Eu - enquanto poetador
Permaneço num estado
Que difere noutro viver,

Escrevo demasiadamente
Mas vivenciar que é bom
Nada vezes nada, afinal...

Tudo acaba
Até mesmo
Um poema
Como esse.

quinta-feira, 9 de julho de 2015

TeorEmo


O poema é sempre uma dúvida
Não se explica o que já é verso
Nem mesmo quando tão imerso
No amor que surge como dádiva
Noutra dor que se torna > dívida.

terça-feira, 30 de junho de 2015

Mínimo, múltiplo, comum


Toda poesia é demasiada
Um exagero significativo
Amontoado em palavras.

E enquanto houver verso
Farei daquilo que não sei
Algo capaz de ser eterno.

sexta-feira, 26 de junho de 2015

À morte - que nunca acaba


Uns morrem
Outros
Nem tanto.

Cada qual
Insiste
Como quer.

A morte
Tão óbvia
Não erra
Seu alvo.

Nem mesmo
O que já é
Morto
Para si.

quinta-feira, 25 de junho de 2015

Eu não sou (o meu poema) !


Escrevo
Não digo
Uma palavra
Sequer ao menos
Para que de mim reste
Apenas um monte de elogios
Que me perseguem até o outro lado da rua
Onde estou sempre a matutar o meu próximo verso.

sexta-feira, 19 de junho de 2015

Sub já sente...


Quem me dera
Se eu fosse
Um poema
Como todo
Mundo.

Ou pelo menos
Escrevesse
Tudo
Que admito
Ser.

Não

Tantas
Verdades
Sobre
Mim.

Mas
Aquela
Que me
Faz
Surge
Aqui:

Num poema
Mal redigido
E já pronto.

quarta-feira, 17 de junho de 2015

Afundo


O que sou
Eu não sei
...
Mas o que sinto
Ahhh, meu bem
...
É, quase nada
Perto da maré

terça-feira, 16 de junho de 2015

Filosofeia


O que me torna um verso?
O que realmente sou
Ou toda essa finitude
Que resvala numa palavra?
Qualquer e insana
Pouco importa em mim
Morrer para a posterioridade
Viver na leitura do outro
Que diz e rediz
O que mais intriga a alma:
Quem foi que fez tudo isso?
Para que mesmo?
Fica aqui a questão
Para que um poeta resolva
Na solução que acaba
O fim sempre prevalece.

segunda-feira, 15 de junho de 2015

D'A poesia que rege o Eu


É eu isso
Eu aquilo
...
É tanto Eu
...
Que nem sei
Qual Eu sou!

De verdade(s)
De mentira(s)

Tenho um ego
Maior que Eu!

Do tamanho que é
E da farsa que sou:

Quem?
O quê?
Quando?
Onde?
Como?
Por quê?

domingo, 14 de junho de 2015

F-agulha


Do amor a gente entende pouco
Mas da dor meu amigo, sei bem.


O que seria de mim se não fosse louco?
Ou acreditasse num ateísmo de Améns?

Escrevo por natureza
Outra fala sem beleza
Estética, estática...
Escrever é uma matemática!
(E dos versos!)

Não de números (aos meros)
Não de nomes (aos homens)
O nosso amor é outro
Do outro!
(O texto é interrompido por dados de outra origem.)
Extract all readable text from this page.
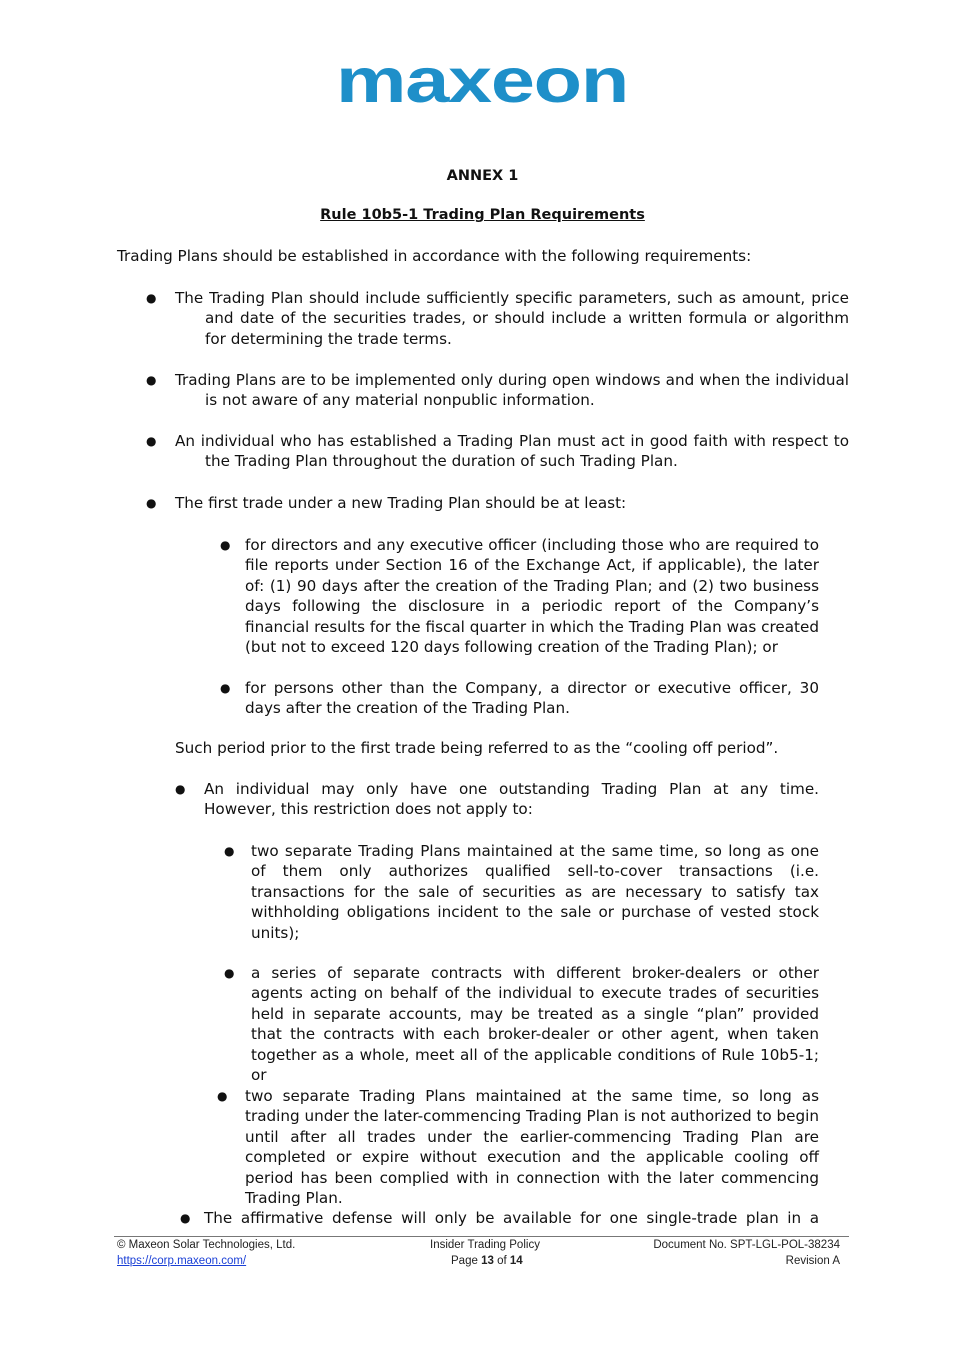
maxeon
ANNEX 1
Rule 10b5-1 Trading Plan Requirements
Trading Plans should be established in accordance with the following requirements:
● The Trading Plan should include sufficiently specific parameters, such as amount, price and date of the securities trades, or should include a written formula or algorithm for determining the trade terms.
● Trading Plans are to be implemented only during open windows and when the individual is not aware of any material nonpublic information.
● An individual who has established a Trading Plan must act in good faith with respect to the Trading Plan throughout the duration of such Trading Plan.
● The first trade under a new Trading Plan should be at least:
● for directors and any executive officer (including those who are required to file reports under Section 16 of the Exchange Act, if applicable), the later of: (1) 90 days after the creation of the Trading Plan; and (2) two business days following the disclosure in a periodic report of the Company’s financial results for the fiscal quarter in which the Trading Plan was created (but not to exceed 120 days following creation of the Trading Plan); or
● for persons other than the Company, a director or executive officer, 30 days after the creation of the Trading Plan.
Such period prior to the first trade being referred to as the “cooling off period”.
● An individual may only have one outstanding Trading Plan at any time. However, this restriction does not apply to:
● two separate Trading Plans maintained at the same time, so long as one of them only authorizes qualified sell-to-cover transactions (i.e. transactions for the sale of securities as are necessary to satisfy tax withholding obligations incident to the sale or purchase of vested stock units);
● a series of separate contracts with different broker-dealers or other agents acting on behalf of the individual to execute trades of securities held in separate accounts, may be treated as a single “plan” provided that the contracts with each broker-dealer or other agent, when taken together as a whole, meet all of the applicable conditions of Rule 10b5-1; or
● two separate Trading Plans maintained at the same time, so long as trading under the later-commencing Trading Plan is not authorized to begin until after all trades under the earlier-commencing Trading Plan are completed or expire without execution and the applicable cooling off period has been complied with in connection with the later commencing Trading Plan.
● The affirmative defense will only be available for one single-trade plan in a
© Maxeon Solar Technologies, Ltd.
https://corp.maxeon.com/
Insider Trading Policy
Page 13 of 14
Document No. SPT-LGL-POL-38234
Revision A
Nos outros!

Enfim...
É na dor que te trago
Num coração ou num cigarro
Fumado, defumado...
O que importa é que te levo
Bem leve, pena que breve
Também, meu bem.

sábado, 13 de junho de 2015

Dois andares diferentes


Na escada - da tua garganta
Desço cada degrau sob um beijo,

Seguro no corrimão - do teu braço
Para que me deixe entrar
Ladeira adentro.

Escorrego - na tua língua
E também, tropeço na minha fala,

Para que todo mundo saiba
O quanto é profundo -
Viver no percalço do outro.

terça-feira, 9 de junho de 2015

Poet all...


Saia do meio
Do meu coração
Que eu quero entrar
Com minha outra dor!

Tire do seu corpo
Algo que eu possa usar
Não nesse sentido, por favor!

Pare de achar
Que todo e tudo
São a mesma coisa!

Que eu
Me enquadro
Na sua perspectiva!

Vil
Insana
Controversa!

Que julga
E amaldiçoa
Qualquer homem
Que se aproxima afinal!

De tantos e tantos
Sou eu, errado que seja
Que te diz num mero poema
O quanto vale está na sua ausência!

domingo, 7 de junho de 2015

Um poema sempre acontece


Você se acha dolorida demais
E logo eu que ouço suas dores
Sem pensar que tenho comigo
Tantas profundezas do mundo.

Não me responsabilizo por ser
Alguém que sempre aconselha
Outro erro que ninguém repete
Afinal, você se sente tão maior
Que nem sequer me ver abaixo.

Onde está quem tira teu sorriso?
Quem que sempre lhe abandona
Num altar que você mesmo fez?
Os príncipes vão e voltam até ti
Mas nunca presenciam sua falta.

Sou eu, por mais ridículo que seja
Que se dispõe a te olhar no escuro
E por fim, dizer algo já pessimista
Que, por muitas vezes, se torna tal
No amor que nunca mais vivemos.

sábado, 6 de junho de 2015

Sierra pelada


A mina
Minha
É ouro
De tolo

Lapida
Outra
Lapada
De luz
N'alma
Quase
Rubra

Brilha
Toda
A dor
Qu'eu
Nunca
Tentei
Viver

Vende
O que
Mais
Tenho

Medo
Nada

sexta-feira, 5 de junho de 2015

Morri, venci


Sou do tipo que não vai nem pro próprio enterro
Já me basta os aplausos que finalizam minha ida
Para um lugar cheio de terra e muitos micróbios.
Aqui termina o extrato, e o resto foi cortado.